The ordering is indirect, but yes.

> I am asking because KCSAN is growing limited support for weak memory
> modeling and memory barriers, and I'm trying to figure out if I'm seeing
> a false positive or genuinely allowed race.
>
> One caveat is the case I'm trying to understand doesn't involve just 2
> CPUs but also a device. And for now, I'm assuming that dma_wmb() is as
> strong as smp_wmb() also wrt other CPUs (but my guess is this
> assumption is already too strong).

I'm not sure that is right. dma_wmb affects the visibility of writes to
a DMA buffer from the point of view of the device, not necessarily from
the point of view of other CPUs. At least, there doesn't seem to be any
claim in memory-barriers.txt that it does so.

> The whole area of the memory model that includes talking to devices and
> devices talking back to CPUs seems quite murky, and need to confirm that
> I either got it right or wrong. :-)

The LKMM itself doesn't include anything about device I/O. So you're
already going beyond the known limits. :-)

...

> KCSAN is saying there is a potential use-after-free read of an skb due
> to the read to 0xffff8880077b5570 potentially being delayed/reordered
> later. If the memory was reallocated and reused concurrently, the read
> could read garbage data:
>
> 1. The e1000 driver is being instructed to transmit in
> e1000_xmit_frame().
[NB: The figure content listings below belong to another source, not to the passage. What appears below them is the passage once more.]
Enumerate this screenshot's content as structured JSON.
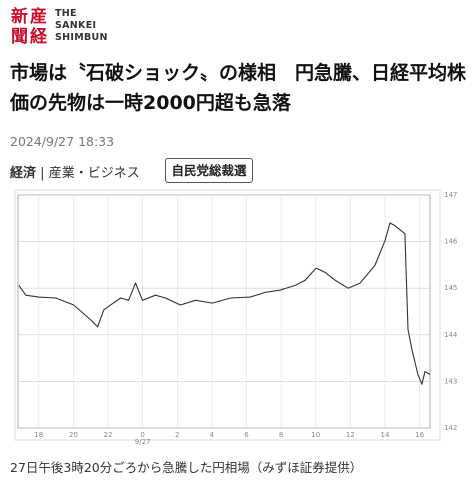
{
  "header": {
    "logo_kanji": [
      "産",
      "経",
      "新",
      "聞"
    ],
    "logo_english": [
      "THE",
      "SANKEI",
      "SHIMBUN"
    ]
  },
  "article": {
    "title": "市場は〝石破ショック〟の様相　円急騰、日経平均株価の先物は一時2000円超も急落",
    "date": "2024/9/27 18:33",
    "category": "経済",
    "separator": "|",
    "subcategory": "産業・ビジネス",
    "tag": "自民党総裁選",
    "caption": "27日午後3時20分ごろから急騰した円相場（みずほ証券提供）"
  },
  "chart_data": {
    "type": "line",
    "color": "#333333",
    "grid": true,
    "x": [
      16.85,
      17.25,
      18,
      18.98,
      20.02,
      21.0,
      21.4,
      21.75,
      22.15,
      22.73,
      23.19,
      23.59,
      23.99,
      24.74,
      25.32,
      26.18,
      27.05,
      28.03,
      29.07,
      30.22,
      31.08,
      31.95,
      32.81,
      33.39,
      34.02,
      34.54,
      35.12,
      35.87,
      36.56,
      37.42,
      38.0,
      38.29,
      38.58,
      39.15,
      39.33,
      39.56,
      39.9,
      40.13,
      40.31,
      40.59
    ],
    "values": [
      145.06,
      144.85,
      144.81,
      144.79,
      144.64,
      144.32,
      144.17,
      144.53,
      144.64,
      144.79,
      144.74,
      145.11,
      144.74,
      144.85,
      144.79,
      144.64,
      144.74,
      144.68,
      144.79,
      144.81,
      144.91,
      144.96,
      145.06,
      145.17,
      145.43,
      145.34,
      145.17,
      145.0,
      145.11,
      145.49,
      146.02,
      146.4,
      146.34,
      146.17,
      144.11,
      143.68,
      143.15,
      142.94,
      143.21,
      143.15
    ],
    "xlim": [
      16.8,
      40.6
    ],
    "xticks": [
      18,
      20,
      22,
      {
        "value": 24,
        "label": "0"
      },
      {
        "value": 26,
        "label": "2"
      },
      {
        "value": 28,
        "label": "4"
      },
      {
        "value": 30,
        "label": "6"
      },
      {
        "value": 32,
        "label": "8"
      },
      {
        "value": 34,
        "label": "10"
      },
      {
        "value": 36,
        "label": "12"
      },
      {
        "value": 38,
        "label": "14"
      },
      {
        "value": 40,
        "label": "16"
      }
    ],
    "date_label": "9/27",
    "ylim": [
      142,
      147
    ],
    "yticks": [
      142,
      143,
      144,
      145,
      146,
      147
    ]
  }
}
Here it uses the data in the skb in various
> places (e.g. in skb_headlen() above) to set up a new element in
> the ring buffer to be consumed by the device via DMA.
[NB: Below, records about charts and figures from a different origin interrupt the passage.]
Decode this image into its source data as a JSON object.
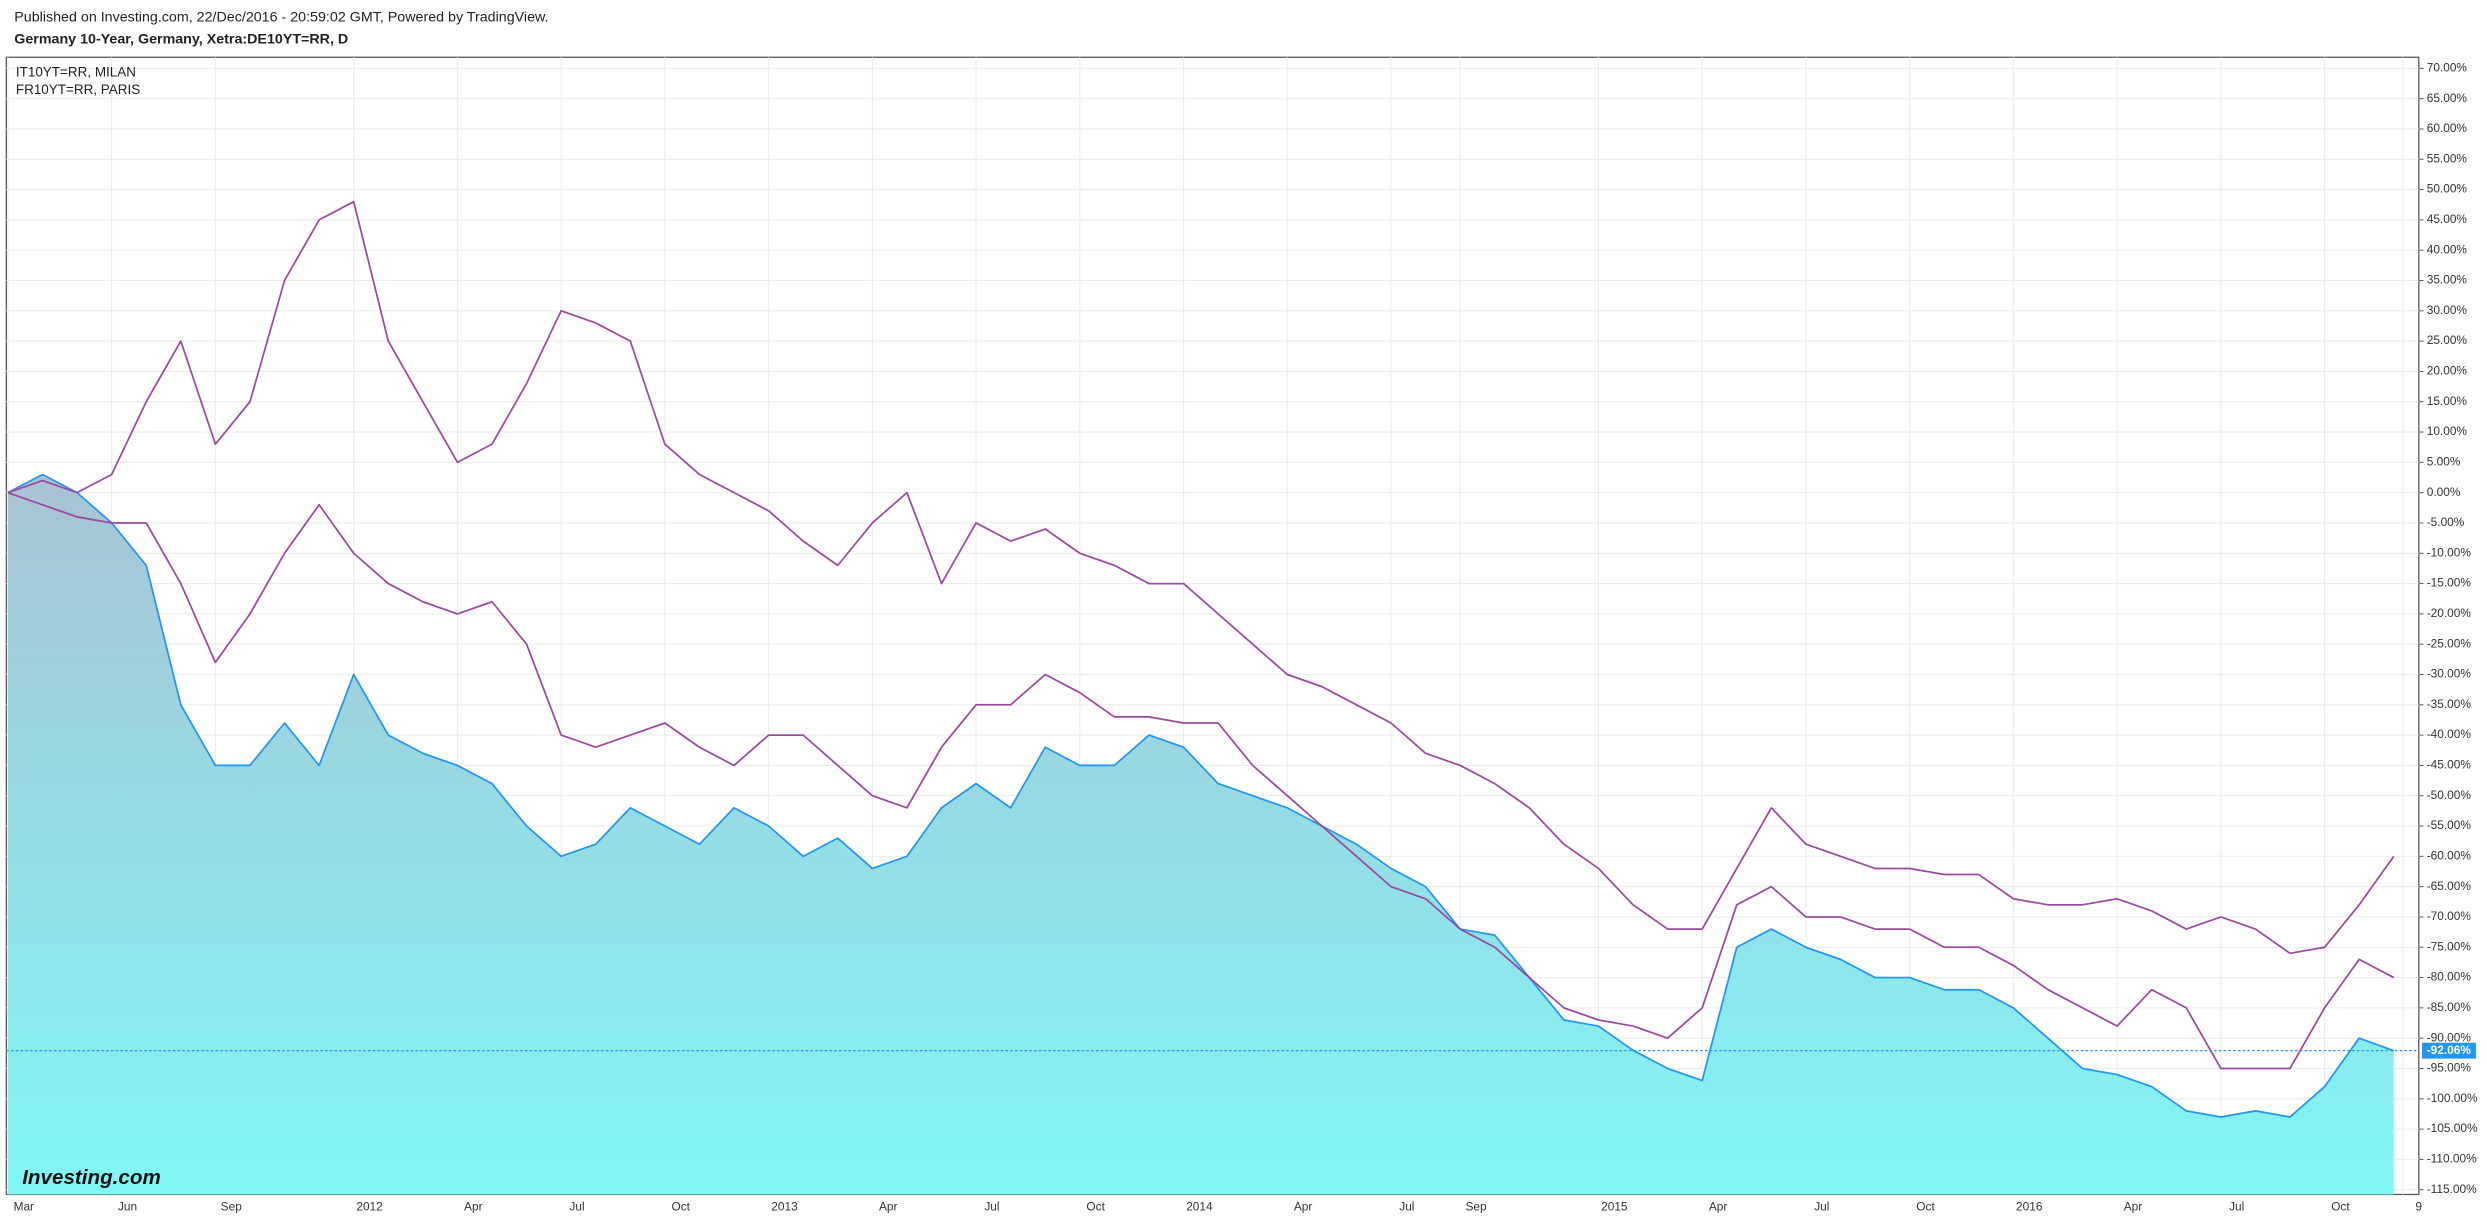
{
  "header": "Published on Investing.com, 22/Dec/2016 - 20:59:02 GMT, Powered by TradingView.",
  "watermark": "Investing.com",
  "chart_data": {
    "type": "line",
    "title": "Germany 10-Year, Germany, Xetra:DE10YT=RR, D",
    "x": [
      "2011-03",
      "2011-04",
      "2011-05",
      "2011-06",
      "2011-07",
      "2011-08",
      "2011-09",
      "2011-10",
      "2011-11",
      "2011-12",
      "2012-01",
      "2012-02",
      "2012-03",
      "2012-04",
      "2012-05",
      "2012-06",
      "2012-07",
      "2012-08",
      "2012-09",
      "2012-10",
      "2012-11",
      "2012-12",
      "2013-01",
      "2013-02",
      "2013-03",
      "2013-04",
      "2013-05",
      "2013-06",
      "2013-07",
      "2013-08",
      "2013-09",
      "2013-10",
      "2013-11",
      "2013-12",
      "2014-01",
      "2014-02",
      "2014-03",
      "2014-04",
      "2014-05",
      "2014-06",
      "2014-07",
      "2014-08",
      "2014-09",
      "2014-10",
      "2014-11",
      "2014-12",
      "2015-01",
      "2015-02",
      "2015-03",
      "2015-04",
      "2015-05",
      "2015-06",
      "2015-07",
      "2015-08",
      "2015-09",
      "2015-10",
      "2015-11",
      "2015-12",
      "2016-01",
      "2016-02",
      "2016-03",
      "2016-04",
      "2016-05",
      "2016-06",
      "2016-07",
      "2016-08",
      "2016-09",
      "2016-10",
      "2016-11",
      "2016-12"
    ],
    "series": [
      {
        "color": "#2196f3",
        "area": true,
        "values": [
          0,
          3,
          0,
          -5,
          -12,
          -35,
          -45,
          -45,
          -38,
          -45,
          -30,
          -40,
          -43,
          -45,
          -48,
          -55,
          -60,
          -58,
          -52,
          -55,
          -58,
          -52,
          -55,
          -60,
          -57,
          -62,
          -60,
          -52,
          -48,
          -52,
          -42,
          -45,
          -45,
          -40,
          -42,
          -48,
          -50,
          -52,
          -55,
          -58,
          -62,
          -65,
          -72,
          -73,
          -80,
          -87,
          -88,
          -92,
          -95,
          -97,
          -75,
          -72,
          -75,
          -77,
          -80,
          -80,
          -82,
          -82,
          -85,
          -90,
          -95,
          -96,
          -98,
          -102,
          -103,
          -102,
          -103,
          -98,
          -90,
          -92.06
        ],
        "value_labels": [
          null,
          null,
          null,
          null,
          null,
          null,
          null,
          null,
          null,
          null,
          null,
          null,
          null,
          null,
          null,
          null,
          null,
          null,
          null,
          null,
          null,
          null,
          null,
          null,
          null,
          null,
          null,
          null,
          null,
          null,
          null,
          null,
          null,
          null,
          null,
          null,
          null,
          null,
          null,
          null,
          null,
          null,
          null,
          null,
          null,
          null,
          null,
          null,
          null,
          null,
          null,
          null,
          null,
          null,
          null,
          null,
          null,
          null,
          null,
          null,
          null,
          null,
          null,
          null,
          null,
          null,
          null,
          null,
          null,
          "-92.06%"
        ]
      },
      {
        "name": "IT10YT=RR, MILAN",
        "color": "#9c4a9f",
        "values": [
          0,
          2,
          0,
          3,
          15,
          25,
          8,
          15,
          35,
          45,
          48,
          25,
          15,
          5,
          8,
          18,
          30,
          28,
          25,
          8,
          3,
          0,
          -3,
          -8,
          -12,
          -5,
          0,
          -15,
          -5,
          -8,
          -6,
          -10,
          -12,
          -15,
          -15,
          -20,
          -25,
          -30,
          -32,
          -35,
          -38,
          -43,
          -45,
          -48,
          -52,
          -58,
          -62,
          -68,
          -72,
          -72,
          -62,
          -52,
          -58,
          -60,
          -62,
          -62,
          -63,
          -63,
          -67,
          -68,
          -68,
          -67,
          -69,
          -72,
          -70,
          -72,
          -76,
          -75,
          -68,
          -60
        ]
      },
      {
        "name": "FR10YT=RR, PARIS",
        "color": "#9c4a9f",
        "values": [
          0,
          -2,
          -4,
          -5,
          -5,
          -15,
          -28,
          -20,
          -10,
          -2,
          -10,
          -15,
          -18,
          -20,
          -18,
          -25,
          -40,
          -42,
          -40,
          -38,
          -42,
          -45,
          -40,
          -40,
          -45,
          -50,
          -52,
          -42,
          -35,
          -35,
          -30,
          -33,
          -37,
          -37,
          -38,
          -38,
          -45,
          -50,
          -55,
          -60,
          -65,
          -67,
          -72,
          -75,
          -80,
          -85,
          -87,
          -88,
          -90,
          -85,
          -68,
          -65,
          -70,
          -70,
          -72,
          -72,
          -75,
          -75,
          -78,
          -82,
          -85,
          -88,
          -82,
          -85,
          -95,
          -95,
          -95,
          -85,
          -77,
          -80
        ]
      }
    ],
    "ylim": [
      -115,
      70
    ],
    "yticks": [
      {
        "value": 70,
        "label": "70.00%"
      },
      {
        "value": 65,
        "label": "65.00%"
      },
      {
        "value": 60,
        "label": "60.00%"
      },
      {
        "value": 55,
        "label": "55.00%"
      },
      {
        "value": 50,
        "label": "50.00%"
      },
      {
        "value": 45,
        "label": "45.00%"
      },
      {
        "value": 40,
        "label": "40.00%"
      },
      {
        "value": 35,
        "label": "35.00%"
      },
      {
        "value": 30,
        "label": "30.00%"
      },
      {
        "value": 25,
        "label": "25.00%"
      },
      {
        "value": 20,
        "label": "20.00%"
      },
      {
        "value": 15,
        "label": "15.00%"
      },
      {
        "value": 10,
        "label": "10.00%"
      },
      {
        "value": 5,
        "label": "5.00%"
      },
      {
        "value": 0,
        "label": "0.00%"
      },
      {
        "value": -5,
        "label": "-5.00%"
      },
      {
        "value": -10,
        "label": "-10.00%"
      },
      {
        "value": -15,
        "label": "-15.00%"
      },
      {
        "value": -20,
        "label": "-20.00%"
      },
      {
        "value": -25,
        "label": "-25.00%"
      },
      {
        "value": -30,
        "label": "-30.00%"
      },
      {
        "value": -35,
        "label": "-35.00%"
      },
      {
        "value": -40,
        "label": "-40.00%"
      },
      {
        "value": -45,
        "label": "-45.00%"
      },
      {
        "value": -50,
        "label": "-50.00%"
      },
      {
        "value": -55,
        "label": "-55.00%"
      },
      {
        "value": -60,
        "label": "-60.00%"
      },
      {
        "value": -65,
        "label": "-65.00%"
      },
      {
        "value": -70,
        "label": "-70.00%"
      },
      {
        "value": -75,
        "label": "-75.00%"
      },
      {
        "value": -80,
        "label": "-80.00%"
      },
      {
        "value": -85,
        "label": "-85.00%"
      },
      {
        "value": -90,
        "label": "-90.00%"
      },
      {
        "value": -95,
        "label": "-95.00%"
      },
      {
        "value": -100,
        "label": "-100.00%"
      },
      {
        "value": -105,
        "label": "-105.00%"
      },
      {
        "value": -110,
        "label": "-110.00%"
      },
      {
        "value": -115,
        "label": "-115.00%"
      }
    ],
    "xticks": [
      {
        "value": "2011-03",
        "label": "Mar"
      },
      {
        "value": "2011-06",
        "label": "Jun"
      },
      {
        "value": "2011-09",
        "label": "Sep"
      },
      {
        "value": "2012-01",
        "label": "2012"
      },
      {
        "value": "2012-04",
        "label": "Apr"
      },
      {
        "value": "2012-07",
        "label": "Jul"
      },
      {
        "value": "2012-10",
        "label": "Oct"
      },
      {
        "value": "2013-01",
        "label": "2013"
      },
      {
        "value": "2013-04",
        "label": "Apr"
      },
      {
        "value": "2013-07",
        "label": "Jul"
      },
      {
        "value": "2013-10",
        "label": "Oct"
      },
      {
        "value": "2014-01",
        "label": "2014"
      },
      {
        "value": "2014-04",
        "label": "Apr"
      },
      {
        "value": "2014-07",
        "label": "Jul"
      },
      {
        "value": "2014-09",
        "label": "Sep"
      },
      {
        "value": "2015-01",
        "label": "2015"
      },
      {
        "value": "2015-04",
        "label": "Apr"
      },
      {
        "value": "2015-07",
        "label": "Jul"
      },
      {
        "value": "2015-10",
        "label": "Oct"
      },
      {
        "value": "2016-01",
        "label": "2016"
      },
      {
        "value": "2016-04",
        "label": "Apr"
      },
      {
        "value": "2016-07",
        "label": "Jul"
      },
      {
        "value": "2016-10",
        "label": "Oct"
      },
      {
        "value": "2016-12-09",
        "label": "9"
      }
    ],
    "grid": true
  }
}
You mean here the driver reads some stuff from the skb, right? And
various writes depend on the data that was read, but these dependencies
aren't evident to the memory model because they all involve plain
accesses.

> 2. Eventually it calls e1000_tx_queue(), which seems to publish the
> next entry into the ring buffer and finally calls dma_wmb().
> Until this point I see no other barriers (although there's a
> writel(), but it doesn't always seem to be called).

And potentially those reads from above could be delayed (or repeated)
after this point.

But you're missing something. What matters isn't the dma_wmb. Rather,
it's the call which transfers ownership of the buffer to the device.
That call must certainly include its own memory barrier, meaning that
the reads must complete before the call returns. We don't depend on a
dma_wmb which might or might not be present to enforce this ordering.

Unless this buffer mapping is supposed to be coherent, of course, in
which case there would be no ownership transfers.

> 3. e1000_clean_tx_irq() is called on another CPU after transmit
> completes, and we know the device has consumed that entry from
> the ring buffer. At this point the driver then says that the
> associated skb can be kfree()'d.
>
> 4. If I interpreted dma_wmb() (and smp_wmb()) right, plain reads
> may be reordered after it, irrespective if a write that depended
> on such reads was ordered by the wmb(). Which means the
> reordering of the plain reads accessing the skb before it may in
> fact happen concurrently with the kfree() of skb if reordered
> after. For example reordered to the very end of
> e1000_xmit_frame() (line 3282) as KCSAN simulated in this case.
>
> Is the above result allowed by the kernel's memory model?

This can't happen, for the reason explained above, if the buffer is
non-coherent. But if the DMA mapping is coherent, this does sound like
a bug.

> In practice, my guess is no compiler and architecture combination would
> allow this today; or is there an arch where it could?

Probably not; reordering of reads tends to take place over time
scales a lot shorter than lengthy I/O operations.

Alan